Today’s reading from the Book of Isaiah reminds us of the essential thing. We must not “harden our hearts,” and hardness of hearts can take many forms, from habitual wrong-doing that, once routinized (or once we become dependent on its results) blinds us to its wrongness; to allowing our spiritual and psychological fortifications (entirely appropriate in a world that can wound) to become such bastions as to close us off from love given or received; to, frankly, wanting to give up on making a difference in the world from a sheer sense of its overwhelming problems.
Just as, in the Incarnation we anticipate this season, God opened God’s own life to us by becoming one of us, so we must open ourselves to God and the invitation to love that he is always so urgently extending.

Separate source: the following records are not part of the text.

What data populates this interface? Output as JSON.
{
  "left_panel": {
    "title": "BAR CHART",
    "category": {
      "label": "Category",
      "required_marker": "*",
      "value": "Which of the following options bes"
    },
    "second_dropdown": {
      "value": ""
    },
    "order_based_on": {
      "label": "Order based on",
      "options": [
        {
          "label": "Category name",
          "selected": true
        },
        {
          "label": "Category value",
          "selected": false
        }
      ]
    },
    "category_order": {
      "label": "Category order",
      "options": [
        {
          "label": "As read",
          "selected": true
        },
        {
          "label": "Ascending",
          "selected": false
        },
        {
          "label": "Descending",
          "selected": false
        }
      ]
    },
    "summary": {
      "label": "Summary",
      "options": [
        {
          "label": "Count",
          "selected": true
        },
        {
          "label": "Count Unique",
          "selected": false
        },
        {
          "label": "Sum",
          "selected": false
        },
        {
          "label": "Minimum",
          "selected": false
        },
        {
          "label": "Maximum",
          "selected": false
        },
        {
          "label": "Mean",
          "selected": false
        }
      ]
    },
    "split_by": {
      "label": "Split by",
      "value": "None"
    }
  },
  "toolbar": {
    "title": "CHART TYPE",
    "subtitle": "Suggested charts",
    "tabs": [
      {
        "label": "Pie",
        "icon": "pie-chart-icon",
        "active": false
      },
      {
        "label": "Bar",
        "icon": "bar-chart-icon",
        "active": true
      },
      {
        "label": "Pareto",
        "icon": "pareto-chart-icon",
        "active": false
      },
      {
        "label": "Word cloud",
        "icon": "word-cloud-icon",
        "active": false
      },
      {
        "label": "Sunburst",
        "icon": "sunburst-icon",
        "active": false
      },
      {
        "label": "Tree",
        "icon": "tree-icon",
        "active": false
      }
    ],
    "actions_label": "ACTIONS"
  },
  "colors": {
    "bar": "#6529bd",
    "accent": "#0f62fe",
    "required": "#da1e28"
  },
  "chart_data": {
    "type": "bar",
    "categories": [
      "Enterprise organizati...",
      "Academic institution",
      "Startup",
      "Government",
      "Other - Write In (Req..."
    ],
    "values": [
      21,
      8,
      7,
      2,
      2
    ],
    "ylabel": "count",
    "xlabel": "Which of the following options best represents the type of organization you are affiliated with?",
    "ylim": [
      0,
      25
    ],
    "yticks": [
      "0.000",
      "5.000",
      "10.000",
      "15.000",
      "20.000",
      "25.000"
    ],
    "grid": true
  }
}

The imagery of encounter from today’s reading from Isaiah, in which the Prophet invites God to “meet us in doing good,” is echoed in the collect from today’s Mass, asking God for “the resolve to run forth to meet your Christ with righteous deeds at his coming.” This imagery, like the Gospel, is hopeful and optimistic about what, with God, each of us can do in love. We can change our lives for the better; we can be of service to the needs of our neighbor. What we do with an in God may seem small, but, joined with the work of many others of good will, and with that of all the angels and saints, the good is cumulative. As Advent takes us into winter, let us sprint through these cold days and nights toward the warm embrace of the Lord, who runs toward an encounter with us, too.